The children soon picked up various techniques and developed them on
their own. So, a little bit of collaboration, but it was more guidance than
anything."
Many
of the pieces on Electronic Music in the Classroom are disorienting and
disquieting, reflecting children's under-acknowledged appetite for the
sinister. "Some children would get very spooked by each other's
compositions, or sounds," Denham recalls. "Sometimes an oscillator
would emit a loud wailing sound and lots of the other children would gather
round the instrument like a magnet, rather than run away. Kids actually love
being scared and sound, although harmless in this case, can be scary and
thrilling!" The reissue comes with the original liner notes, in which
Denham recounts some of the quirky inspirations and back stories that the
children came up with, from a recurring nightmare about nuns, to the unsettling
smell of the air expelled from the church organ, to the ghostly flitting
figures of poachers seen from afar after
dusk .
Then
there's "The Way The Vicar Smiles", a delirium of drastically
warped, vaguely ecclesiastical sounds
(what could be church bells, a choir singing psalms, and so forth). In the liner notes, "Vicar Smiles"

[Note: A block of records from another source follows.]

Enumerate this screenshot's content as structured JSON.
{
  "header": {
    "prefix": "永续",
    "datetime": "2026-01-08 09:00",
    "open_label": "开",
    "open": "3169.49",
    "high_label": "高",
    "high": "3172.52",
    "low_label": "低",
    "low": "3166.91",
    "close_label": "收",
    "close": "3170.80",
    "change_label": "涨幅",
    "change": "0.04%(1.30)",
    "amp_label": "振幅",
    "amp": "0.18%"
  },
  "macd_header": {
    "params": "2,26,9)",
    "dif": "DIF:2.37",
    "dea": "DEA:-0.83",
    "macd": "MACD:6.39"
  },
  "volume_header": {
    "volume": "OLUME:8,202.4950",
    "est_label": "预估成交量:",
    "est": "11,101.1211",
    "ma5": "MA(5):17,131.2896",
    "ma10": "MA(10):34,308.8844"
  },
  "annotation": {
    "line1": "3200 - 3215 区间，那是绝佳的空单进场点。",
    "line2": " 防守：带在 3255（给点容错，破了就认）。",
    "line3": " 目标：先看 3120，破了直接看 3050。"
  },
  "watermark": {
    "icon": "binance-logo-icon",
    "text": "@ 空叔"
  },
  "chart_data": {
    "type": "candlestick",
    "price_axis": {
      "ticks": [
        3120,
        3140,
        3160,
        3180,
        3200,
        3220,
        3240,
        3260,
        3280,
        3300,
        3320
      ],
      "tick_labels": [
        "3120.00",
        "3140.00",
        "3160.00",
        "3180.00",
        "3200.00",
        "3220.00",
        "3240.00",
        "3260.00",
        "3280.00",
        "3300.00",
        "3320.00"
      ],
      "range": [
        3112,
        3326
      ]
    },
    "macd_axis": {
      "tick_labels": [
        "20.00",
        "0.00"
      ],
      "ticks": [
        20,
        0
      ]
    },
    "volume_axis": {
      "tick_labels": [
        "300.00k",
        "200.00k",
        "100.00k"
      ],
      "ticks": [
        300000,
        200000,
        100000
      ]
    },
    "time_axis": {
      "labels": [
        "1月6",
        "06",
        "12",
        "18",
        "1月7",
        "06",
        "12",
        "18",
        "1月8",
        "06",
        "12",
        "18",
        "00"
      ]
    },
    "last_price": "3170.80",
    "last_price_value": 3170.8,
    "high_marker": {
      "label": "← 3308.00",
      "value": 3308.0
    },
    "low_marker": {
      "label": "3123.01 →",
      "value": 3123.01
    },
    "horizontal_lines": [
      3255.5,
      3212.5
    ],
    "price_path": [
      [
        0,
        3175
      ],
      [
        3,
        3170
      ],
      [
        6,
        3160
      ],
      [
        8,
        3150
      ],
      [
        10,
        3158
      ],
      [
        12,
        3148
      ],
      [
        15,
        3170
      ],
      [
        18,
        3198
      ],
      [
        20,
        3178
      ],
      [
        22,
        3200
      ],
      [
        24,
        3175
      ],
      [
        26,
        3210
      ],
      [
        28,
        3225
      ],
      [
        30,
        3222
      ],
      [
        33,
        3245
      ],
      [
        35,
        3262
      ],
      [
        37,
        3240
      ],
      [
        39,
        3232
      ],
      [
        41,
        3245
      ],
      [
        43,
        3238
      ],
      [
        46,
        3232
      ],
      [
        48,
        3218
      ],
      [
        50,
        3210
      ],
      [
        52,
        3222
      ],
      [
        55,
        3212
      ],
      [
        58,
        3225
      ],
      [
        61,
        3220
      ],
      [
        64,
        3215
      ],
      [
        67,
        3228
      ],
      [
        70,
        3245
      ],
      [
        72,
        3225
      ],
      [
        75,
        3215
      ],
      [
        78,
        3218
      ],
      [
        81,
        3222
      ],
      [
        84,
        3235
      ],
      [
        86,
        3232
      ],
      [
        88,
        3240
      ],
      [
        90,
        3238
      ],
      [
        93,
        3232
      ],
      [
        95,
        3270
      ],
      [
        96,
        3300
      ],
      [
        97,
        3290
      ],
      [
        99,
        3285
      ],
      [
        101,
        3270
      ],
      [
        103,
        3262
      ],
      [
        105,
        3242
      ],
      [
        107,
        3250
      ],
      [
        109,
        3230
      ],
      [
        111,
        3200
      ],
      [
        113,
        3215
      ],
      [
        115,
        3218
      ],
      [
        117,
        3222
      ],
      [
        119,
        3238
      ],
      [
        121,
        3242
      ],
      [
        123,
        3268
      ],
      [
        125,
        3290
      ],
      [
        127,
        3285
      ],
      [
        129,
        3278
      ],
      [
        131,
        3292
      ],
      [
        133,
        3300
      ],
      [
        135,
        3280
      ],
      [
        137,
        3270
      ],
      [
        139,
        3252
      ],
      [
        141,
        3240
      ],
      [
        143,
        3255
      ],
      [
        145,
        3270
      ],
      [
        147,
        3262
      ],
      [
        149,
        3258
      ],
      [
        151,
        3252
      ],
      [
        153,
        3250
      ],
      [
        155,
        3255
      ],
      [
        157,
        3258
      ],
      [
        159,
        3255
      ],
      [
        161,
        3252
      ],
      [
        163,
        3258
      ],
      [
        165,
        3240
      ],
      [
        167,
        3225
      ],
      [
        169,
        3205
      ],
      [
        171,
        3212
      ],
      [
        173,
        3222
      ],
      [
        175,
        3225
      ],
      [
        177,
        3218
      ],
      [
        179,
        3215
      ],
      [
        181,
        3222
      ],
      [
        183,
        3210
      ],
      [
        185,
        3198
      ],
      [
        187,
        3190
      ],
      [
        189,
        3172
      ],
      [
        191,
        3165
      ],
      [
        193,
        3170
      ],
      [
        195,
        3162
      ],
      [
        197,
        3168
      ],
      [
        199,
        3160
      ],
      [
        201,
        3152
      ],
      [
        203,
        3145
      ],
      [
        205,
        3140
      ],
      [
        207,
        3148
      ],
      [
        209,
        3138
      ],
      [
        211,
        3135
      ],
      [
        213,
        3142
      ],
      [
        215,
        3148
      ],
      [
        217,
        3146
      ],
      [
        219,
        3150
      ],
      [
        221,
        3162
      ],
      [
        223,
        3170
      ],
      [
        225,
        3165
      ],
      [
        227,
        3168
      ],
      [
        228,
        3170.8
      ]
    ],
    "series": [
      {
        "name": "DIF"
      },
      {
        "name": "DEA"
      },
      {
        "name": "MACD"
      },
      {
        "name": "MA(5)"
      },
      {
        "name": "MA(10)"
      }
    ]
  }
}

is accurately described its young creators Robert and Luke as "a bit
creepy". "With the benefit of
hindsight, the LEA thought we were probably skating a little too close to the
middle with that one," recalls Denham. "You couldn't get away with it
now. However, the vicar in question disappeared from his work a couple of years
later, without so much as a whisper. Make of that what you will."